Life in Lake County, Florida
Lake County became her family's retirement home because of its rolling hills, beautiful lakes, and proximity to all of Central Florida's attractions, arts, and culture centers. Lake County, Florida offers the best quality of life for active retirees. The partnership of Lake-Sumter State College and the Small Business Administration (SBA) was ideal to support economic development for those retirees seeking a second venture in the business world and the young generations to achieve their dreams of entrepreneurship. The growing cultural diversification invited numerous opportunities to share dignified and priceless worldly experiences. It was natural for her campaign to focus on education, quality living, economic and civic empowerment, immigration and environmental issues.

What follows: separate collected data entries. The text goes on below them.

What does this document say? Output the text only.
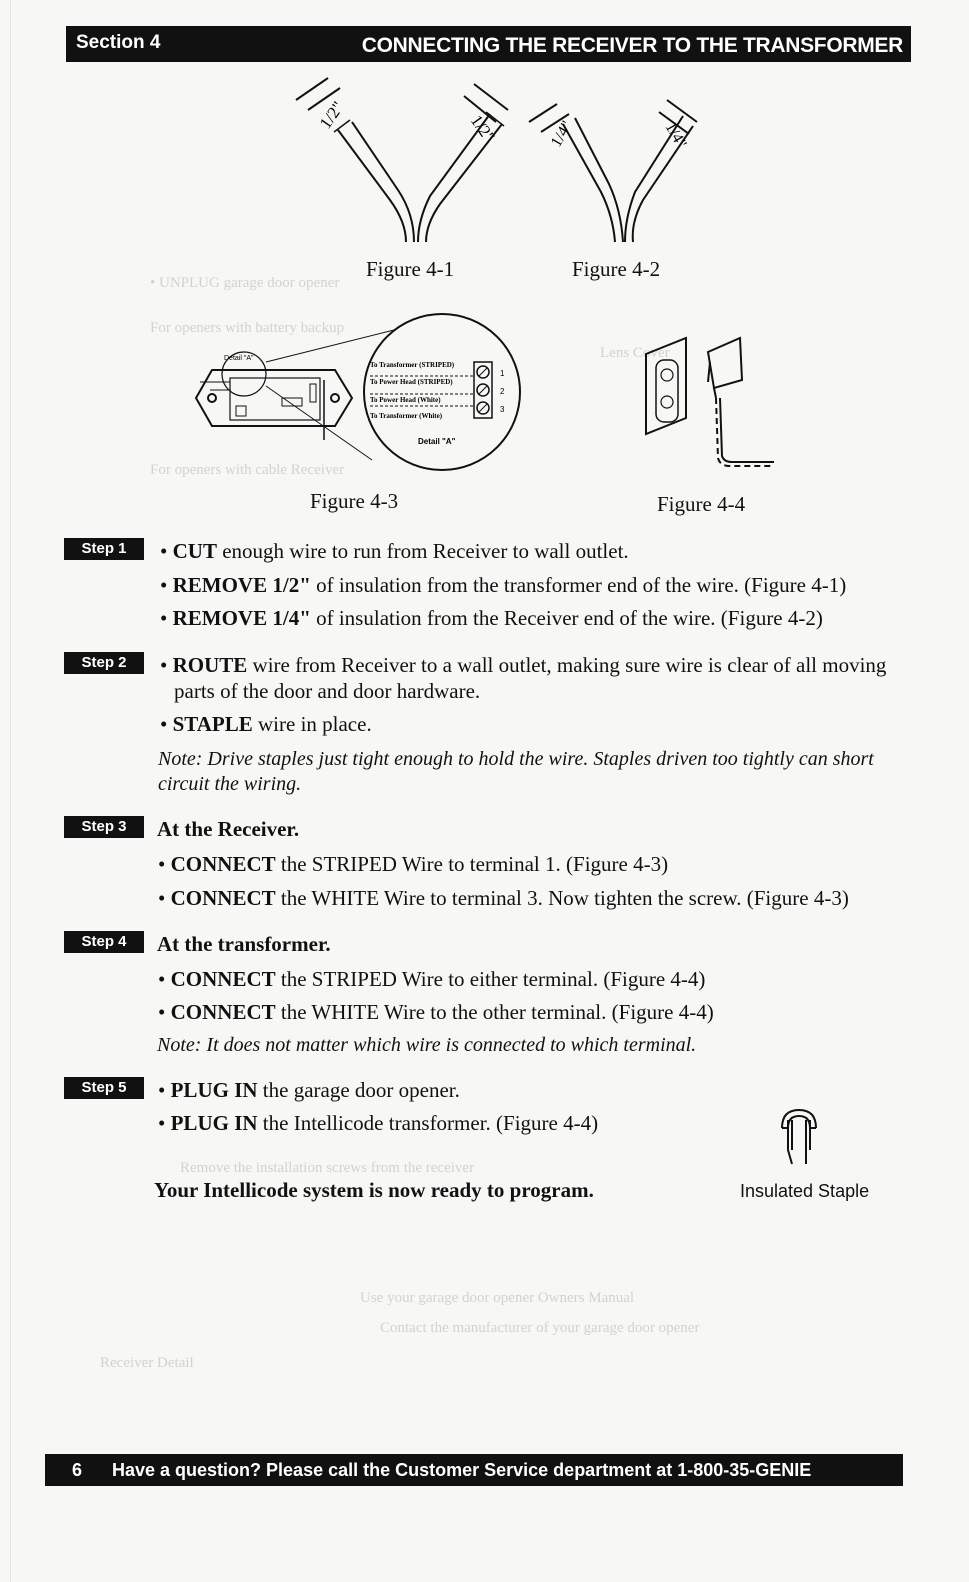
• UNPLUG garage door opener
For openers with battery backup
For openers with cable Receiver
Lens Cover
Remove the installation screws from the receiver
Use your garage door opener Owners Manual
Contact the manufacturer of your garage door opener
Receiver Detail
Section 4	CONNECTING THE RECEIVER TO THE TRANSFORMER
1/2"	1/2"
Figure 4-1
1/4"	1/4"
Figure 4-2
Detail "A"
To Transformer (STRIPED)
To Power Head (STRIPED)
To Power Head (White)
To Transformer (White)
1
2
3
Detail "A"
Figure 4-3	Figure 4-4
Step 1	• CUT enough wire to run from Receiver to wall outlet.
• REMOVE 1/2" of insulation from the transformer end of the wire. (Figure 4-1)
• REMOVE 1/4" of insulation from the Receiver end of the wire. (Figure 4-2)
Step 2	• ROUTE wire from Receiver to a wall outlet, making sure wire is clear of all moving
parts of the door and door hardware.
• STAPLE wire in place.
Note: Drive staples just tight enough to hold the wire. Staples driven too tightly can short
circuit the wiring.
Step 3	At the Receiver.
• CONNECT the STRIPED Wire to terminal 1. (Figure 4-3)
• CONNECT the WHITE Wire to terminal 3. Now tighten the screw. (Figure 4-3)
Step 4	At the transformer.
• CONNECT the STRIPED Wire to either terminal. (Figure 4-4)
• CONNECT the WHITE Wire to the other terminal. (Figure 4-4)
Note: It does not matter which wire is connected to which terminal.
Step 5	• PLUG IN the garage door opener.
• PLUG IN the Intellicode transformer. (Figure 4-4)
Your Intellicode system is now ready to program.	Insulated Staple
6 Have a question? Please call the Customer Service department at 1-800-35-GENIE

Philanthropy and Nonprofit Work
Stephanie’s forty years and over 50,000 hours of community services and philanthropy have led to her interest in Nonprofit Management. She holds membership in many organizations such as Zeta Phi Beta Sorority, Inc. (Diamond Life Member) where she has served on the National Executive Board as a one of five National Trustees governing the organization’s assets over $13 millions, Zeta Educational Thespian Association, Inc. aka The Moseley House Mouse Inc., Central Florida Section National Council of Negro Women, Inc. serving locally as the 1st Vice-President, Parliamentarian, Member of the National Elections Committee of the National Council of Negro Women, Inc., Lake County Democratic Party Precinct Captain and South Lake Democratic Club – Past President, and induction into the Southeastern Region and the Florida State Leadership Conference Hall of Fame of Zeta Phi Beta Sorority Inc.
Stephanie is a divorcee who enjoys spending time with her family, especially the interest of her nieces and nephews, spending her time and efforts serving the youth and elderly of the community, traveling to historical places with her Mom, Aunties, and Life - Time Sister Friends, and spending quiet time with her God-Mothers, Mrs. Annette Woodard Dempsey of Mulberry, FL and Mrs. Rosa T. Brown of Tallahassee, FL.
Stephanie attends Bible Study at Wootson Temple (Pastor Marvin L. Wootson) of Clermont, FL. Through her travels she has attended St. Mary’s Primitive Baptist Church of Tallahassee, FL (The Late Rev. R. N. Gooden), Greater New Bethel Baptist Church of Miami Garden, FL (Rev. G. David Horton), The Foundation of Pembroke Pine, FL (Rev. Wayne Lomax), Celebration of Praise Church of God (Rev. Roderick Lee Trusty), and The Sanctuary at Mt. Calvary of Jacksonville, FL (Rev. John Allen Newman). She currently is a member of Hope International Church of Groveland, FL, under the tutelage of Pastors Tony and Jodie McCoy.